With all the recent M&A activity, Hoplamazian was asked if this pace of acquisitions would continue.

“Things will definitely calm down,” he said. “This was a somewhat unique opportunity with respect to Playa, and otherwise we feel really good about the brand portfolio that we currently have and we are focusing our attention on optimization.”

Luxury, lifestyle growth

Hoplamazian said the company’s strongest segment for revenue per available room growth was luxury.

“Our growth in luxury and lifestyle will continue to be very intentional, ensuring we protect the ethos of each brand and to not just grow for the sake of growth,” Hoplamazian said.

In the fourth quarter, Hyatt saw a RevPAR increase of 5%, led by business and leisure transient travel.

“Business transient customers remained our strongest growth segment, delivering revenue growth of 10% in the quarter,” Hoplamazian said. “We continue to see our large corporate customers back on the road, and we experienced an increase in both demand and average rate in the quarter. Overall, business transient revenue was up 12% for the year.”

As Hyatt’s room volume grew last year, so did its income from fees.

“We reported growth fees in the quarter of $294 million, up 17%,” said Joan Bottarini, Hyatt's chief financial officer. “We set a record for the highest gross fees in a quarter driven by franchise and other fees, which increased 27% due to the contribution from [Unlimited Vacation Club] and RevPAR growth in the United States. These fees grew by 11%, fueled by managed RevPAR growth and fees from nearly open managed hotels.”

Bottarini added that she expects “fees to steadily increase in the coming years.”

Hotel sales strategy, 2025 outlook

From a portfolio perspective, Hoplamazian said none of Hyatt’s hotels are “off limits” when it comes to offloading owned properties, adding “we will continue to look toward further sales of existing assets in our portfolio.”

In the fourth quarter, Hyatt completed the acquisition of three Alua properties for approximately $123 million, and has begun the marketing process to sell them.

Hyatt sold the Hyatt Regency O'Hare Chicago for gross proceeds of $40 million to MCR Investors LLC. It also sold its ownership interests in Park Hyatt Los Cabos at Cabo Del Sol and Hyatt Centric Downtown Nashville.

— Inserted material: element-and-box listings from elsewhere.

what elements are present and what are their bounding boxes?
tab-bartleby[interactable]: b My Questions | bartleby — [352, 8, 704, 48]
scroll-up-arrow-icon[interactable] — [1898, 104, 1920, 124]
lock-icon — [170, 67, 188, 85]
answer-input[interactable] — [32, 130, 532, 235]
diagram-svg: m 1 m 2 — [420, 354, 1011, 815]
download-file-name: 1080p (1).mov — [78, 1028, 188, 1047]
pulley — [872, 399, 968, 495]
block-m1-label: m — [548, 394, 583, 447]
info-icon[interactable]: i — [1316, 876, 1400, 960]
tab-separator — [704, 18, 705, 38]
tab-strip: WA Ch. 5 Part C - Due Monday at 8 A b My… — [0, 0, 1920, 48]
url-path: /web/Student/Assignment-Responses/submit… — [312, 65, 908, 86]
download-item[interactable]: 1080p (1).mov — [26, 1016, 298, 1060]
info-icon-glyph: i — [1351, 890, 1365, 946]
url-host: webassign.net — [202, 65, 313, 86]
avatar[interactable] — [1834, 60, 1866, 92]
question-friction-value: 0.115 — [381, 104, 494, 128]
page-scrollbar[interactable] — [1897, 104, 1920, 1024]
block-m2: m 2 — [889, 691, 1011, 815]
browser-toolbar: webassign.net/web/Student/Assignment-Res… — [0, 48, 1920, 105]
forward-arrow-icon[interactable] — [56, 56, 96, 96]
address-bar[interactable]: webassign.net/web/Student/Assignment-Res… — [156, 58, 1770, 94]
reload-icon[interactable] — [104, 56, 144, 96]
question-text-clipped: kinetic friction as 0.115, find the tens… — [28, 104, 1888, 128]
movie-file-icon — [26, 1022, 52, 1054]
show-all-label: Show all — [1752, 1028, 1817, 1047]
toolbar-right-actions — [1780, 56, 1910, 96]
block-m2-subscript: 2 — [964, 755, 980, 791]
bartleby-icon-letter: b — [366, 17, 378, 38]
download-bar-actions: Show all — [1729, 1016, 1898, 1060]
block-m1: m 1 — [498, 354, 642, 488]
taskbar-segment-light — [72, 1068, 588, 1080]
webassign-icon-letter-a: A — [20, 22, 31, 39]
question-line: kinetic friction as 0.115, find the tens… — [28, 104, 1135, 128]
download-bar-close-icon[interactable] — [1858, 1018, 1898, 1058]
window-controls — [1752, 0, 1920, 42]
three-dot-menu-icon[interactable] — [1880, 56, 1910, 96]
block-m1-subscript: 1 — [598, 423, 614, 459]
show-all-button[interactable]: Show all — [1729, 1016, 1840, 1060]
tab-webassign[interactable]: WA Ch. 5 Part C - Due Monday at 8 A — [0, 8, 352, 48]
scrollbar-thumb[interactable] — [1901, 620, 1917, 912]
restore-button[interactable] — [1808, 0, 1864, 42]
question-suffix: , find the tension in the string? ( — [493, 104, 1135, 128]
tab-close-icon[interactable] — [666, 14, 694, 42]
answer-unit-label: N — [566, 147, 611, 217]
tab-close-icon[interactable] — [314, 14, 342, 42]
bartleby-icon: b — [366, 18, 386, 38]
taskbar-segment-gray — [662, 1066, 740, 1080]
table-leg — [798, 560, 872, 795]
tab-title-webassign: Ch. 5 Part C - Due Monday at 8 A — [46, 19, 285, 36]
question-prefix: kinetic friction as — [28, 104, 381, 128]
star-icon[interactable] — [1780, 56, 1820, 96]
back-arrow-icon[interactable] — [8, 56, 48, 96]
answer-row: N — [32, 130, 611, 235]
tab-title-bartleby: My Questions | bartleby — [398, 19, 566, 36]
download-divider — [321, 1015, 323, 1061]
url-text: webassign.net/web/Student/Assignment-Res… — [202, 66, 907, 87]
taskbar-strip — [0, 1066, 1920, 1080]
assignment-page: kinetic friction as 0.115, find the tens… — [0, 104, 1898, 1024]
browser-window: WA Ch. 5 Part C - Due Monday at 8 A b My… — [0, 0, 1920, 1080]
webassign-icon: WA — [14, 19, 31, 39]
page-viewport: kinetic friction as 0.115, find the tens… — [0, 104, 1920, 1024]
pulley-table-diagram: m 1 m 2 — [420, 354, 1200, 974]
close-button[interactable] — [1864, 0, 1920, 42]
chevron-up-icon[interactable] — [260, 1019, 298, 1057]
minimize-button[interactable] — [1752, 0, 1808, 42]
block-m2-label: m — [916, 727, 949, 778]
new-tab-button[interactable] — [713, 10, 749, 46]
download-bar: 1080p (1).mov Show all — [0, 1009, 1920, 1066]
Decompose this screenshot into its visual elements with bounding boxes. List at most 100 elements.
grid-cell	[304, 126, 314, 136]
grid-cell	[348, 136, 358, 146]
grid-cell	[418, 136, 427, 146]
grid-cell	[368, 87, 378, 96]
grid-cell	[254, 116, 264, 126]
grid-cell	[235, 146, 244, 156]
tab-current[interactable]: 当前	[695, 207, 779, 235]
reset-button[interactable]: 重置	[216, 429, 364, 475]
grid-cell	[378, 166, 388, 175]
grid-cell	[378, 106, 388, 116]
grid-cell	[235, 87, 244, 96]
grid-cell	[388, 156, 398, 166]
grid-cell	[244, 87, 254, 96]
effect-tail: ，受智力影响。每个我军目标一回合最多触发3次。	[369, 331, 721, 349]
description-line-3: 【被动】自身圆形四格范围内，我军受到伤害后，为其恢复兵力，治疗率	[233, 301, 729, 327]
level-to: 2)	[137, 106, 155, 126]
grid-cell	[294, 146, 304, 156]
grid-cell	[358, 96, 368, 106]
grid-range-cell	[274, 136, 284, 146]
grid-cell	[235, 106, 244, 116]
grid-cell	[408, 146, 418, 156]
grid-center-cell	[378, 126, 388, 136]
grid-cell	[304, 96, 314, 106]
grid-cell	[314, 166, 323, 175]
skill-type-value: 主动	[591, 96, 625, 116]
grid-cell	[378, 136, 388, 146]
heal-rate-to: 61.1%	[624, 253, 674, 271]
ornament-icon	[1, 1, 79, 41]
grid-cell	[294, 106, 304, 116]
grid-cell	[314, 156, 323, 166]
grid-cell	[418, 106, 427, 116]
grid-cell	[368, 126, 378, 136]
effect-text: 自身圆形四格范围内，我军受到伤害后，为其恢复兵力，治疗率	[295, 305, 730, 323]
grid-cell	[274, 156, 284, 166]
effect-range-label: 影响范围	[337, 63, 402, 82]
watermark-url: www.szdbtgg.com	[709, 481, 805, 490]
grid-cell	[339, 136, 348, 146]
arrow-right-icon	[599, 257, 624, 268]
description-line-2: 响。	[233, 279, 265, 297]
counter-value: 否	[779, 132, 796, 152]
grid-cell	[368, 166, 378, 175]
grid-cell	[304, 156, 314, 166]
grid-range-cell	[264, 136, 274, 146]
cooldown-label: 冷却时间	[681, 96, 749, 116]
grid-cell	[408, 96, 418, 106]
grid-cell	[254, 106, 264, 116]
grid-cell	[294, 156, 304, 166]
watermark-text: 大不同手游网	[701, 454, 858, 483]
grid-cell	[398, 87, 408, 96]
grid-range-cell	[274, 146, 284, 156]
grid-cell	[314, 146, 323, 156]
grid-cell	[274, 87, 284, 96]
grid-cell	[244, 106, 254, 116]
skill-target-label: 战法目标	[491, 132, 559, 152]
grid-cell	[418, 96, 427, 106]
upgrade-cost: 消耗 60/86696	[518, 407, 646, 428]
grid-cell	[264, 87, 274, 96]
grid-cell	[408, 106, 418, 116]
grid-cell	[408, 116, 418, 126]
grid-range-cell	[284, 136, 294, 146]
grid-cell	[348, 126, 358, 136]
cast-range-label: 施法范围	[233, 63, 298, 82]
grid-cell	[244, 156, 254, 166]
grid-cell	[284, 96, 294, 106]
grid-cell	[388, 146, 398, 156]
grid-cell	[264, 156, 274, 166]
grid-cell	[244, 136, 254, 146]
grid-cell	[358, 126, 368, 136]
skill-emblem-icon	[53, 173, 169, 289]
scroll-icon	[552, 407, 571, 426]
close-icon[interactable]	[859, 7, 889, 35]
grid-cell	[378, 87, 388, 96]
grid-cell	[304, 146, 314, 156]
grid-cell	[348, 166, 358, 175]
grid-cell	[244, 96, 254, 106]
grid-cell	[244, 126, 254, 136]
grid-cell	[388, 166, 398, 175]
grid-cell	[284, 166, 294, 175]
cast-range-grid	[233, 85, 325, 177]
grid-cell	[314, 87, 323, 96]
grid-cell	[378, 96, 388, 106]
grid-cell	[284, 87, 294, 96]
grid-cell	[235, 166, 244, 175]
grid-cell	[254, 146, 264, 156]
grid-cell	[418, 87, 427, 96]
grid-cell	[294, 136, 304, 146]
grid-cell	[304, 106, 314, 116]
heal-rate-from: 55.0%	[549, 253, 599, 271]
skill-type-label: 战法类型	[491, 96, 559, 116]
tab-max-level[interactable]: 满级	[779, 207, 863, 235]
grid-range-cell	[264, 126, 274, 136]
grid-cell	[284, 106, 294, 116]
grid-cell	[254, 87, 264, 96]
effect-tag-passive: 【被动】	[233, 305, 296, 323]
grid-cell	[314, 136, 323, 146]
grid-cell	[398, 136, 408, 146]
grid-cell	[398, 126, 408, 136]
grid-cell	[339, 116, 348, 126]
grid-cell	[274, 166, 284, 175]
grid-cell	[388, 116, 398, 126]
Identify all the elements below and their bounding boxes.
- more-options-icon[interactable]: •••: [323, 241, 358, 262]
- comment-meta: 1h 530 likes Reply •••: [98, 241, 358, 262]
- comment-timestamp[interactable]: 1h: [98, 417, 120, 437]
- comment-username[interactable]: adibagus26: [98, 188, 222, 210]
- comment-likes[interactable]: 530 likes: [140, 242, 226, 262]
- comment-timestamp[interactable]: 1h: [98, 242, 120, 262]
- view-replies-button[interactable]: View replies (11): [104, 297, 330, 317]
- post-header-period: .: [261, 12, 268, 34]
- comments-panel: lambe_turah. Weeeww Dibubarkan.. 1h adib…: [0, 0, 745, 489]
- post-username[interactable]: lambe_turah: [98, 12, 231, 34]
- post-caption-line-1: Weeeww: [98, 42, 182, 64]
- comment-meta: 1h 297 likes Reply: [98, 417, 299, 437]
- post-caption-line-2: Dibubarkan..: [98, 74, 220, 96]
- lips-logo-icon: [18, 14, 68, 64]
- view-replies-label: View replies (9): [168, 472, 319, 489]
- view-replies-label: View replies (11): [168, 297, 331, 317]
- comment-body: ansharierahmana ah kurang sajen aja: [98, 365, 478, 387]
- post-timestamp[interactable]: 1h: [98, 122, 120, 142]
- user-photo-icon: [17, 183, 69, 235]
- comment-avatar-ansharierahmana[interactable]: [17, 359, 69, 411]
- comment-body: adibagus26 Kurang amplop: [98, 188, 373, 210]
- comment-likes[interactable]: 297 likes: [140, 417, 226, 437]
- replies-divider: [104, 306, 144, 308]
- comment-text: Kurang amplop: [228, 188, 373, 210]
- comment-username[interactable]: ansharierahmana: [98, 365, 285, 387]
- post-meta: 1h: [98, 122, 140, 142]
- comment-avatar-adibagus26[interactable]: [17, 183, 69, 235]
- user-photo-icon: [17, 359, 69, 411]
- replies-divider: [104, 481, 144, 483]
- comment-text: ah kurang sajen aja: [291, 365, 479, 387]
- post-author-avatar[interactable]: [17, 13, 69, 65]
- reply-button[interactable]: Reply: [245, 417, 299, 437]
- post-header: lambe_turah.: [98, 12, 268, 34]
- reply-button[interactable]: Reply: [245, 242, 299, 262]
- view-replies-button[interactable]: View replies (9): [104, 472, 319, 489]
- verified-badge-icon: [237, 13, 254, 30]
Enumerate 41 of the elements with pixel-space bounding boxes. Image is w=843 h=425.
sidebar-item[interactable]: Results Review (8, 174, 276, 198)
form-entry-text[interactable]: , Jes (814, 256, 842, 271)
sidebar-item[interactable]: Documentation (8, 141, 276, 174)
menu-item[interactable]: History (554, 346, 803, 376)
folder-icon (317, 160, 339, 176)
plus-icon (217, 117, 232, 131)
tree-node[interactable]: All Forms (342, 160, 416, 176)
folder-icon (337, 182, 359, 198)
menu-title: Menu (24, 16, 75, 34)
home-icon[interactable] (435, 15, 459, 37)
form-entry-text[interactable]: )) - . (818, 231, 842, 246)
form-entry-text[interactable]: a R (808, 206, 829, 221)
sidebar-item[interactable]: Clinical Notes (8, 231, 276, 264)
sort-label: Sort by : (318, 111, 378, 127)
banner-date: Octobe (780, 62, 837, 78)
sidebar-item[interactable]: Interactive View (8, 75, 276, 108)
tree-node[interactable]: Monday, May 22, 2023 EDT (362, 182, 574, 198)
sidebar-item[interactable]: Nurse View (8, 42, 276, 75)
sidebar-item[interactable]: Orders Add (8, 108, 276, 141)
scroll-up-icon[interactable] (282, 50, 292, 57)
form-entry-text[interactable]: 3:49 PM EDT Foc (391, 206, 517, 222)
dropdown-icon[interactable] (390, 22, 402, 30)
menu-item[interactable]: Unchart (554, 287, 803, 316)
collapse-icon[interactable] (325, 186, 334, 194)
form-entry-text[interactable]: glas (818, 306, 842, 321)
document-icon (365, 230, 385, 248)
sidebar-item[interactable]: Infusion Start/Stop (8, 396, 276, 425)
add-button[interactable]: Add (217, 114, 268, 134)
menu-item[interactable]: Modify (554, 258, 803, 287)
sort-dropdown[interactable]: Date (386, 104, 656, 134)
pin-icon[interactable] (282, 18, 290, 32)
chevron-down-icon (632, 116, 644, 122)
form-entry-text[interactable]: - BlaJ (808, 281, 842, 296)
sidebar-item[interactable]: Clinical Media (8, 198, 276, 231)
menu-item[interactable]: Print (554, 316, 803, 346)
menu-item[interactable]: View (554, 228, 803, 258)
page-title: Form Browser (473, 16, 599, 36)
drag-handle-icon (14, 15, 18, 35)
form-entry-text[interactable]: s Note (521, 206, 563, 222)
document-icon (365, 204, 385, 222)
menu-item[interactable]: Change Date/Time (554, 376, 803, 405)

For 2025, Hoplamazian said Hyatt is projecting a realistic pace of growth, including year-over-year net rooms growth of 6% to 7%, RevPAR growth of 2% to 4% on a constant currency basis and net income is projected between $190 million and $240 million.

“At this point, we expect to see international outbound travel trends in 2025 that look like 2024. However, we expect domestic travel to improve throughout the year driven by business transients,” Bottarini said on the call.

For 2025, Hoplamazian noted the first half of the year will be busier for new openings.

“Sixty percent of all of our openings that we see coming out of the pipeline this year are front loaded there in the first half of the year,” he said. “That's very different than the profile we had last year, which is why we had slippage."

As of press time, Hyatt stock was trading at $147.38 a share, down 6.12% year to date. The NYSE composite was up 5.64% for the same period.